Prior to Obama's remarks, Missouri Gov. Nixon offered words of support and encouragement to his fellow Missourians.

"That storm, of the likes that we have never seen, has brought forth a spirit of resilience the likes of which we also have never seen," Nixon said. "What our nation and world have witnessed this week is the spirit of Joplin, Mo. You have given love thy neighbor a new meaning."

Nixon said God has given Joplin residents a mission to build their community back stronger.

"We are not just going to build it back the way it was, but to make it a better place," Nixon said. "There is work to do. God has said, 'show me,' so now it is time to show him. The people of Missouri were born for this mission. We are famously stubborn, practical, impatient, but whatever may divide us, we come together in crisis. No storm, no fire, no flood can turn us from our path."

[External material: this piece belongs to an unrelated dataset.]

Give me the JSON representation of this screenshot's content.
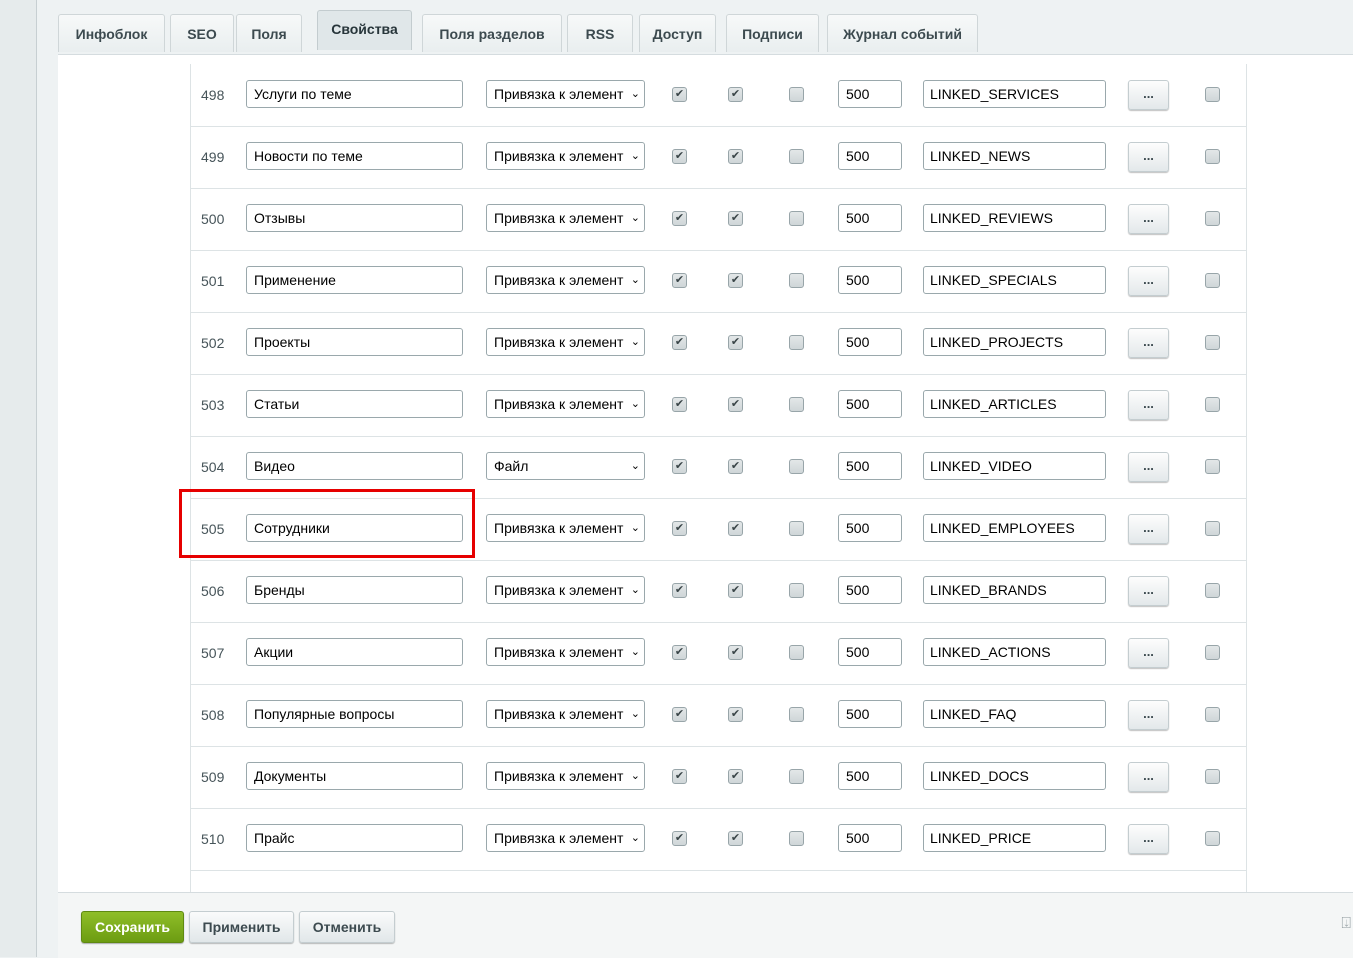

"In the days to come, when the satellite trucks leave town, Joplin stories will disappear from the front pages," Nixon said. "But the tragedy will not disappear from our lives. We will still be in Joplin, together, preparing for the long journey out of darkness and into light. We will need more hands, more tools and more Good Samaritans every step of the way."

At the end of his speech, Rev. Brown assured that "God didn't do this to Joplin to punish us. Read the book, Jesus took that punishment for us. This happened because life on this side of eternity is unpredictable, chaotic and broken… God loves you and God loves Joplin.

"His mission now is for us to get busy — get busy serving and get busy rebuilding."